Living With Your Diagnosis
The signs and symptoms of glossitis are variable because of the various causes. The basic signs are that the tongue changes color and is painful. The color changes vary from a dark “beefy” red to fiery red to pale to white. The tongue may be painful enough to cause difficulty chewing, swallowing, or talking. The fingerlike projections on the tongue surface are lost. This gives the tongue a smooth appearance. Ulcerations on the tongue occur with some cases of glossitis.
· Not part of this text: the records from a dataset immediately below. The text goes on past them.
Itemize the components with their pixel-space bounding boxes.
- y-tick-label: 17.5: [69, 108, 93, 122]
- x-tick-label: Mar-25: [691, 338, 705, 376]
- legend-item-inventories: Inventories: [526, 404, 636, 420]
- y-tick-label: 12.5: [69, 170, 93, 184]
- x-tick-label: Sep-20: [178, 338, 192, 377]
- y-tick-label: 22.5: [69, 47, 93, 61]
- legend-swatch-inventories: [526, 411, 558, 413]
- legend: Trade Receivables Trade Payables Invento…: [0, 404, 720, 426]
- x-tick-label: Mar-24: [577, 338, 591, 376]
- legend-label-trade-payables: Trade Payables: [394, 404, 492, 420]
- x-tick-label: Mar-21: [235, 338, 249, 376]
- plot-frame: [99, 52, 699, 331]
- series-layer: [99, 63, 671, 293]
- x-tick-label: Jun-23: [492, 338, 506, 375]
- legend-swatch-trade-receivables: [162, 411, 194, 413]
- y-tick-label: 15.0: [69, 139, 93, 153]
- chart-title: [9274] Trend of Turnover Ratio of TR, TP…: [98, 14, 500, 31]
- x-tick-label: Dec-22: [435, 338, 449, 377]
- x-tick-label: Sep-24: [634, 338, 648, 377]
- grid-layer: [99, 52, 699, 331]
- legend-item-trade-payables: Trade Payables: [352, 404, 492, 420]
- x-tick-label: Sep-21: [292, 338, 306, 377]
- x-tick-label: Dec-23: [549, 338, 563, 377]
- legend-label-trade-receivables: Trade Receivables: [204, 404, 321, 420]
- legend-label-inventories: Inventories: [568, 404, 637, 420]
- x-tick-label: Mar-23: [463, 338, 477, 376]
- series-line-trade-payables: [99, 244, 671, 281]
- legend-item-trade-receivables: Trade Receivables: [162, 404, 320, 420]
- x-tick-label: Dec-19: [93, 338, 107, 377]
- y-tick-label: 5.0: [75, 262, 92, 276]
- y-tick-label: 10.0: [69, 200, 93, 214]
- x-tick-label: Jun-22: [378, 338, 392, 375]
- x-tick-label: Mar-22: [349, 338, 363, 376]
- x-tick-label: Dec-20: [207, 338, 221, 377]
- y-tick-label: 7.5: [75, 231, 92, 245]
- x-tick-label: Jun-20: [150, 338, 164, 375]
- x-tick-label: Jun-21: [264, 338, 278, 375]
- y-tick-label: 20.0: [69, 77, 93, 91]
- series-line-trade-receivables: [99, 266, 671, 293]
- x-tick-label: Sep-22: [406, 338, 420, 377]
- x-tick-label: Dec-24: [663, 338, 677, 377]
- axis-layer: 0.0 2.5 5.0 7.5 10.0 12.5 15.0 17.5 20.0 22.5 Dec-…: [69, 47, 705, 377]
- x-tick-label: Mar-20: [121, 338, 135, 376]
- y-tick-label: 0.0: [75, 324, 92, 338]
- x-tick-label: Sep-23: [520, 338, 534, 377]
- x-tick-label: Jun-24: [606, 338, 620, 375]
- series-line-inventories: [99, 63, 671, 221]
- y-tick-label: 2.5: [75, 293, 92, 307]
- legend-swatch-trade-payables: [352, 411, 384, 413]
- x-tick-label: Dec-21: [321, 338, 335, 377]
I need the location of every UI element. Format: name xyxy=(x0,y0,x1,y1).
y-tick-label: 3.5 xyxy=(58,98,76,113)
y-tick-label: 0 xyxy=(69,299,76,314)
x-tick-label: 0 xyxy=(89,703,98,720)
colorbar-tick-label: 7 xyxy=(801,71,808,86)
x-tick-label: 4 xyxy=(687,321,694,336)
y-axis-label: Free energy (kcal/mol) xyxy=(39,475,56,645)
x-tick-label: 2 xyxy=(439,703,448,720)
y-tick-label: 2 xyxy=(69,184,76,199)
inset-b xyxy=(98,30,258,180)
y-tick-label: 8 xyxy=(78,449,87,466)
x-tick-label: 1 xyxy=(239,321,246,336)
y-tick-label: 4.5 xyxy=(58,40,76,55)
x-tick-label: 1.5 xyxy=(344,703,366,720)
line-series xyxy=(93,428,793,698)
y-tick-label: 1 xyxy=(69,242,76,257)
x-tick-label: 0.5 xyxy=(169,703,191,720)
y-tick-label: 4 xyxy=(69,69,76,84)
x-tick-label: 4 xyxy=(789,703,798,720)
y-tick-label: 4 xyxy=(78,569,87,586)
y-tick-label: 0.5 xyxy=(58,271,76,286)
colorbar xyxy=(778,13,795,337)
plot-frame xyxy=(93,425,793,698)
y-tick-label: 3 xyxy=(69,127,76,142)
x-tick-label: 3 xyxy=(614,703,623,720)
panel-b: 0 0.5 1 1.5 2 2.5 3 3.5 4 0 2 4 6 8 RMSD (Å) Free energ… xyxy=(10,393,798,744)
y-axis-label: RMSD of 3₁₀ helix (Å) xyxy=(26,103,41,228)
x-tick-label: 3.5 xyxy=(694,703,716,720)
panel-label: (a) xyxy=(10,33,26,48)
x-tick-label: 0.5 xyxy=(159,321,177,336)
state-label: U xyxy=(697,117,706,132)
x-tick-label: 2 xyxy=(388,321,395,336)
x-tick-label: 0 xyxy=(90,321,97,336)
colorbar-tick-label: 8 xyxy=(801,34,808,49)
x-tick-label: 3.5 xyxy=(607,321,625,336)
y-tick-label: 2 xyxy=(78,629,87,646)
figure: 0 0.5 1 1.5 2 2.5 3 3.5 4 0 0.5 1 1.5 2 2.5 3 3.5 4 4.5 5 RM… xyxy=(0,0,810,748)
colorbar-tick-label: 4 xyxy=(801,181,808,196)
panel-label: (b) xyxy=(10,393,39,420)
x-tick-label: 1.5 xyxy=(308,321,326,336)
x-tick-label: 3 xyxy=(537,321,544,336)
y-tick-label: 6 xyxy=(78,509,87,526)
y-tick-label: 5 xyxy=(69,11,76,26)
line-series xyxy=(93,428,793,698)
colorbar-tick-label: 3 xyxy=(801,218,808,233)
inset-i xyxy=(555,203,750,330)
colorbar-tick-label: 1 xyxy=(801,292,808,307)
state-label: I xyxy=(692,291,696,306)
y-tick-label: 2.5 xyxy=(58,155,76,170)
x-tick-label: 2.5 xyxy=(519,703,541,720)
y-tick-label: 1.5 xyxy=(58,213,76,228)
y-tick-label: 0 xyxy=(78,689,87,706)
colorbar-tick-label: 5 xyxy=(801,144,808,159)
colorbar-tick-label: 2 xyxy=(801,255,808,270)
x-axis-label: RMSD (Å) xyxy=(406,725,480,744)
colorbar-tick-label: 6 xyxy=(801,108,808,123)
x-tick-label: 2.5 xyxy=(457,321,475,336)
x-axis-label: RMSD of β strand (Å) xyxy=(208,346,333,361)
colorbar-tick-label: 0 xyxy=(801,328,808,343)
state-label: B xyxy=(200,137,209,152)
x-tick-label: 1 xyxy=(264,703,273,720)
The treatment of glossitis depends on the cause. Antibiotics are used for the treatment of bacterial infections. For a nutritional deficiency, supplementation with vitamins or iron is the treatment. The swelling and discomfort is treated with various over-the-counter and prescription drugs that are used locally. Mouth rinses with a half teaspoon of baking soda and 8 oz of warm water can provide relief. If the swelling is severe, corticosteriods taken by mouth may be necessary.

The DOs
• A bland or liquid diet may be needed while symptoms of glossitis are present.
• Good oral hygiene is necessary for prevention. Brush and floss teeth, and clean the tongue after each meal. See a dentist regularly.

The DON’Ts
• Avoid agents that may cause irritation or be sensitizing. This includes hot or spicy foods and alcohol.
• Stop smoking and avoid tobacco in all forms.

When to Call Your Doctor
• If you have breathing, speaking, chewing, or swallowing difficulties. This may mean the swollen tongue has blocked the airway. This is an emergency that needs immediate medical attention.
• If symptoms of glossitis persist for longer than 10 days.